Dual Career in der Praxis

Karriere? Nicht ohne meinen Partner!

04.10.2011
Von Winfried Gertz

Dual Career in der Praxis

Aufklärung tut Not, nicht zuletzt um Dual Career kein dubioses Image zu verpassen. Jeder Bewerber müsse sich denselben Anforderungen stellen, sagt Infineon-Manager Memmel. Positionen würden nur besetzt, wenn sie auch vakant sind. "Wir schaffen keine Stellen, um Leute unterzubringen", räumt Memmel jeglichen Zweifel vom Tisch. Fakt ist: IT-Experten werden händeringend gesucht - nicht nur im Münchner Raum, auch in der IT-Hochburg Karlsruhe. Obwohl dort viele Positionen nicht besetzt werden können, allein 50 Stellen für Softwareentwickler beim Web-Dienstleister 1&1, fristet das Thema ein Schattendasein.

"Wir haben letztes Jahr einen Produkt-Manager eingestellt und seine Gattin im Support untergebracht", sagt 1&1-Sprecher Michael d’Aguiar. Das sei aber eine Ausnahme. Spreche ein Kandidat das Thema Dual Career an, könne man zwar das Bewerbungsverfahren verkürzen und Partner zügig zum Gespräch einladen. "Um jeden Preis engagieren wir uns aber nicht." Auch unter den rund 60 IT-Firmen vor Ort, die sich im sogenannten "Cyber Forum" zusammengeschlossen haben, ist kaum jemand bereit, interessanten Kandidaten zu sagen: "Wir wollen nicht nur Dich, wir wollen auch, dass Dein Partner im Karlsruher Raum seine Karriere fortsetzen kann und Du Dich mit Deiner Familie wohlfühlst."

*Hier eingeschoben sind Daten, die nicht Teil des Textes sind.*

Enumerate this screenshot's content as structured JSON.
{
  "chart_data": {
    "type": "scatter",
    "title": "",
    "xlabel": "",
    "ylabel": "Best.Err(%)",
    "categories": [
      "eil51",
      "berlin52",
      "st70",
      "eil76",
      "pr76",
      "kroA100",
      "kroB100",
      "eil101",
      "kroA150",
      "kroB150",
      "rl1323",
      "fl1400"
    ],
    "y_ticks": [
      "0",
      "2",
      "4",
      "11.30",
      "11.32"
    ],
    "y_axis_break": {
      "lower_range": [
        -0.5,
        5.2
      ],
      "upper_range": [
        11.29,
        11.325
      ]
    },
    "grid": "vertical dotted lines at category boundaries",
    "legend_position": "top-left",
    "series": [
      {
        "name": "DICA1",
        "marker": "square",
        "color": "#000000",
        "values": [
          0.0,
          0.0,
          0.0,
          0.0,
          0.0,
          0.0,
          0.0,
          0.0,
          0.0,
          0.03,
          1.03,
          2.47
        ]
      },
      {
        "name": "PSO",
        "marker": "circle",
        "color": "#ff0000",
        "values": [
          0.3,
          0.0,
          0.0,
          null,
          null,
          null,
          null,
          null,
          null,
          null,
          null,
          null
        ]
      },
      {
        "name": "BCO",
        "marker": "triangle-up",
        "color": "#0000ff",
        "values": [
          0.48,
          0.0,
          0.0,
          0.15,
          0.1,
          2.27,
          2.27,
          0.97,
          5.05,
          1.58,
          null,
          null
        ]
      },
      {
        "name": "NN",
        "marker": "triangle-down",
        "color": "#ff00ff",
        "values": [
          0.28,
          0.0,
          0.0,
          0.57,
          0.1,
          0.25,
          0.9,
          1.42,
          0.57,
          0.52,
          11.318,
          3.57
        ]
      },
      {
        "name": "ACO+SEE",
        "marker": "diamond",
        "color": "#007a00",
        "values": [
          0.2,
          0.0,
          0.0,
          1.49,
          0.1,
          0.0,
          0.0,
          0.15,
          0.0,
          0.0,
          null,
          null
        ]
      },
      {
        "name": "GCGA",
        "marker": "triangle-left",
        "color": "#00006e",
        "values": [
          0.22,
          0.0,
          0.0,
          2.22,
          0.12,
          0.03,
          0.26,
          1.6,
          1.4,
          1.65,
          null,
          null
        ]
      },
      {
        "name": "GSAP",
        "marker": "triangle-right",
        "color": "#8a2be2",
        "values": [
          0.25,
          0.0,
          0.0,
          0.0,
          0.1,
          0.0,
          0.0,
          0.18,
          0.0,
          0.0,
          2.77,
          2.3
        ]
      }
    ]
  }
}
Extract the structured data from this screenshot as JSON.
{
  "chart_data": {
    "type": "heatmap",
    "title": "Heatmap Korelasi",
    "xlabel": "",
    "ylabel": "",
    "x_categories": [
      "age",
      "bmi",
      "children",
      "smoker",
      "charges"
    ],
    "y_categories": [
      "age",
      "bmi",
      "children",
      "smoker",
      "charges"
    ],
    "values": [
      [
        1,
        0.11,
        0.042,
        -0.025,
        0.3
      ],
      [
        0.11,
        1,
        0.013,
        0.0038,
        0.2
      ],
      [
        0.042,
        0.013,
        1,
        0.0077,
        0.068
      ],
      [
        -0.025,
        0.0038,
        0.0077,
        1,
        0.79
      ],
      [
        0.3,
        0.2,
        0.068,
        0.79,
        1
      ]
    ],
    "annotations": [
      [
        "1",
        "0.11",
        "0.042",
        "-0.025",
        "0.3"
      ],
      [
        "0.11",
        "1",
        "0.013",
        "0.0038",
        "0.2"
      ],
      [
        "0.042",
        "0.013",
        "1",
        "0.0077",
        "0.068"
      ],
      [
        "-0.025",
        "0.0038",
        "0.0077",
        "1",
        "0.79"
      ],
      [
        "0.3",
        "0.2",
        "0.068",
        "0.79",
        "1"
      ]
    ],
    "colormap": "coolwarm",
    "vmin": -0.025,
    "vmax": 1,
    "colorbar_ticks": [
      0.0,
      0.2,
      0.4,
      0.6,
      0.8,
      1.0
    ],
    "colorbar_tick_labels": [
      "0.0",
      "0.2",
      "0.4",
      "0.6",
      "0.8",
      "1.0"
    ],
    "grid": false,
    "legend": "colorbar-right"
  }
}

Vor dem Problem verschließt Cyber-Forum-Chef David Hermanns nicht die Augen. "Dual Career wird auch für uns wichtig. So können wir vielleicht viel mehr herausragende Leute in die Region locken." Freilich fehlen den überwiegend kleinen und mittleren Firmen die nötigen Mittel, um sich stärker zu engagieren. Denn eines ist den Akteuren klar: Im Arbeitsmarkt verschieben sich die Gewichte. Zusehends sind Unternehmen mit hochqualifizierten Kandidaten konfrontiert, die akademisch gebildete Partner haben. Auch sie stellen Forderungen und denken nicht daran, ihre eigene Karriere zu unterbrechen.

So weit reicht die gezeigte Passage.